Настоящее любовное заклинание было удивительно простым: мамун ограничился тем, что окропил пентаграмму экстрактом горечавки и, кажется, гелиотропа. Бросил на тлеющие угольки горстку сосновых иголок, насыпал на них щепотку растертых листков черники. Несколько раз щелкнул пальцами, посвистел, и то, и другое также было типичным для Старшей Магии. Однако когда он начал инвокацию,[188]
то воспользовался стихом из «Песни Песней».–
– Смотри, – шепнул Малевольт. – Смотри, Рейневан.
В облачке, вознесшемся над пентаграммой, что-то пошевелилось, задрожало, заиграло мозаикой мерцающих пятнышек, Рейневан наклонился, присмотрелся. Какую-то долю мгновения ему казалось, что он видит женщину. Высокую, черноволосую, с глазами как звезды, со знаком полумесяца на лбу, одетую в пестрое платье, переливающееся множеством оттенков то белого, то медного, то пурпурного. Прежде чем он окончательно понял, на кого смотрит, видение исчезло, но присутствие Матери Вселенной все еще чувствовалось. Туман над пентаграммой уплотнился. А потом снова посветлел и он увидел то, что хотел увидеть.
– Николетта!
Казалось, она его услышала.

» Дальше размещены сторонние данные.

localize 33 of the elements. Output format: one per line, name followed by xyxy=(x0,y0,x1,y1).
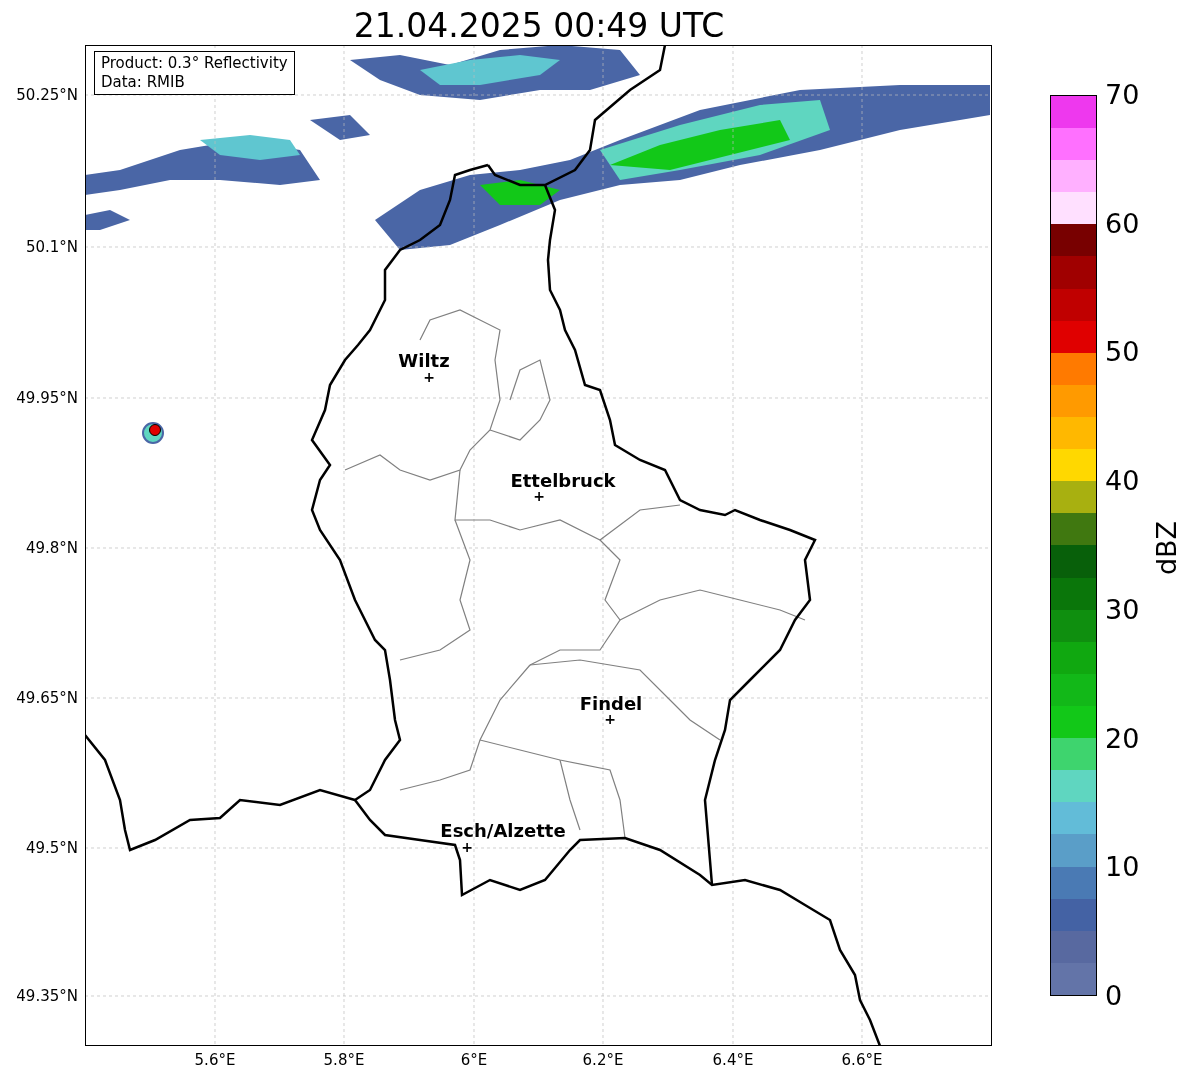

На ней был колпак с меховой оторочкой, вышитый кубрачек, шерстяной шарф на шее. За ее спиной он видел сто белоствольных безлистных берез. А за березами стену. Строение. Замок? Застава? Храм?
Потом все исчезло. Совершенно, целиком и окончательно.
– Я знаю, где это, – сказал мамун, прежде чем Рейневан начал ныть. – Я узнал это место.
– Так говори же!
Мамун сказал. Прежде чем он окончил, Рейневан уже мчался в конюшню седлать коня.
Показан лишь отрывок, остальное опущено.